BNP Paribas Personal Finance, connue en France sous la marque Cetelem, est jugée pour "pratique commerciale trompeuse" pour la commercialisation, de 2008 à 2009, de son offre Helvet Immo, des prêts destinés à de l'investissement locatif défiscalisé souscrits par plus de 4.600 particuliers.
La présidente de la 13ème chambre correctionnelle, Cécile Ramonatxo, résume: "On a un prêt en francs suisses remboursable en euros. Donc le risque de change est essentiel". Or, souligne-t-elle, "l'argument commercial majeur, c'est la stabilité du franc suisse", qui va pourtant s'envoler face à l'euro dans la foulée de la crise de 2008.
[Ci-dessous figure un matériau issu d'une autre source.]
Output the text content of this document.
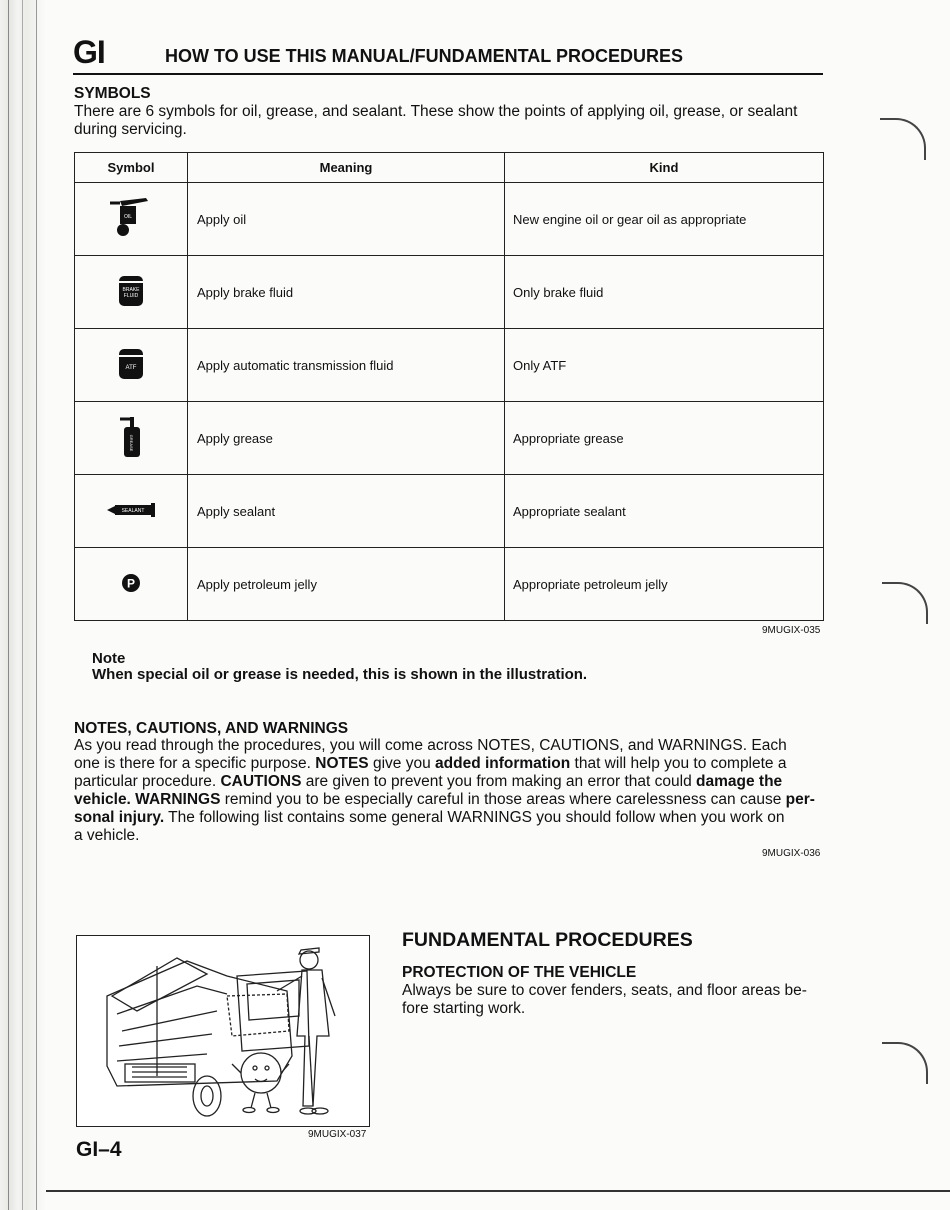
GI	HOW TO USE THIS MANUAL/FUNDAMENTAL PROCEDURES
SYMBOLS
There are 6 symbols for oil, grease, and sealant. These show the points of applying oil, grease, or sealant during servicing.
Symbol	Meaning	Kind

OIL	Apply oil	New engine oil or gear oil as appropriate

BRAKE
FLUID	Apply brake fluid	Only brake fluid

ATF	Apply automatic transmission fluid	Only ATF

GREASE	Apply grease	Appropriate grease

SEALANT	Apply sealant	Appropriate sealant

P	Apply petroleum jelly	Appropriate petroleum jelly
9MUGIX-035
Note
When special oil or grease is needed, this is shown in the illustration.
NOTES, CAUTIONS, AND WARNINGS
As you read through the procedures, you will come across NOTES, CAUTIONS, and WARNINGS. Each
one is there for a specific purpose. NOTES give you added information that will help you to complete a
particular procedure. CAUTIONS are given to prevent you from making an error that could damage the
vehicle. WARNINGS remind you to be especially careful in those areas where carelessness can cause per-
sonal injury. The following list contains some general WARNINGS you should follow when you work on
a vehicle.
9MUGIX-036
9MUGIX-037
FUNDAMENTAL PROCEDURES
PROTECTION OF THE VEHICLE
Always be sure to cover fenders, seats, and floor areas be-
fore starting work.
GI–4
Le montage Helvet Immo s'est révélé toxique, le décrochage de l'euro diminuant la capacité de remboursement des emprunteurs. Certains doivent encore aujourd'hui rembourser un capital supérieur au montant emprunté alors qu'ils remboursent depuis plus de dix ans.
Plus de 2.300 emprunteurs se sont constitués partie civile, affirmant n'avoir jamais été pleinement informés des risques de change, tandis que la banque réfute toute pratique illégale.
A l'audience, son représentant, Marc Feltesse, revient sur le naufrage financier mondial initié par une crise américaine des subprimes à l'été 2007.
"Rien à l'époque ne pouvait laisser penser que cette crise, qui gagne l'Europe en 2008, allait affecter de façon différente l'économie suisse et la zone euro", affirme-t-il.
"Monnaie refuge"
Il rappelle que "le décrochage de l'euro face au franc suisse se situe au 2e trimestre 2010".
La magistrate énumère des rapports émanant de l'OCDE et de banques tirant la sonnette d'alarme dès 2007-2008. Elle rappelle que la banque nationale suisse doit même "intervenir à plusieurs reprises pour empêcher une appréciation du franc suisse par rapport à l'euro".
Une intervention plutôt de nature à "rassurer" la BNPP Personal Finance, affirme Marc Feltesse, qui n'y voit pas du tout le signe d'un emballement irréversible pour une "monnaie refuge". Quant à l'OCDE, c'est une "source parmi d'autres".
La présidente ne désarme pas et évoque une étude produite par la BNP elle-même prévoyant dès 2008 une dépréciation de l'euro: "Est-ce que vous estimez que vos propres informations ne sont pas fiables?"
Sans se démonter, le représentant de la banque se lance dans une brève description des sources plus fiables comme les prévisions de Bloomberg, fondées sur les estimations de plusieurs banques et marchés.
Suivant ces sources, affirme-t-il, l'amplitude du taux de change restait dans la fourchette habituelle pendant les premières années du prêt. "Mais de décembre 2007 à décembre 2008, le franc suisse a déjà gagné 6% sur l'euro", remarque Cécile Ramonatxo.
"Les prévisions remontent ensuite", intervient l'avocat de la banque, Me Ludovic Malgrain, ajoutant: "personne n'avait envisagé cette dépréciation de l'euro".
"Sauf la BNP", tacle la présidente. "Pas dans ces proportions", rétorque l'avocat.
Côté parties civiles, l'avocat Charles Constantin-Vallet veut savoir ce qui limite, dans le contrat, le risque de variation du taux de change. Le banquier évoque la possibilité soit de remboursement anticipé, soit de basculer son prêt en euros au bout de cinq ans.
"Ce n'est pas ma question", dit l'avocat, qui la repose trois fois, avant de reformuler: "Pensez-vous que la BNP fait partie de ces établissements irresponsables qui ont exposé leurs clients à un risque de change illimité?". "Certainement pas", répond le banquier.
Le procès se poursuit jusqu'au 29 novembre.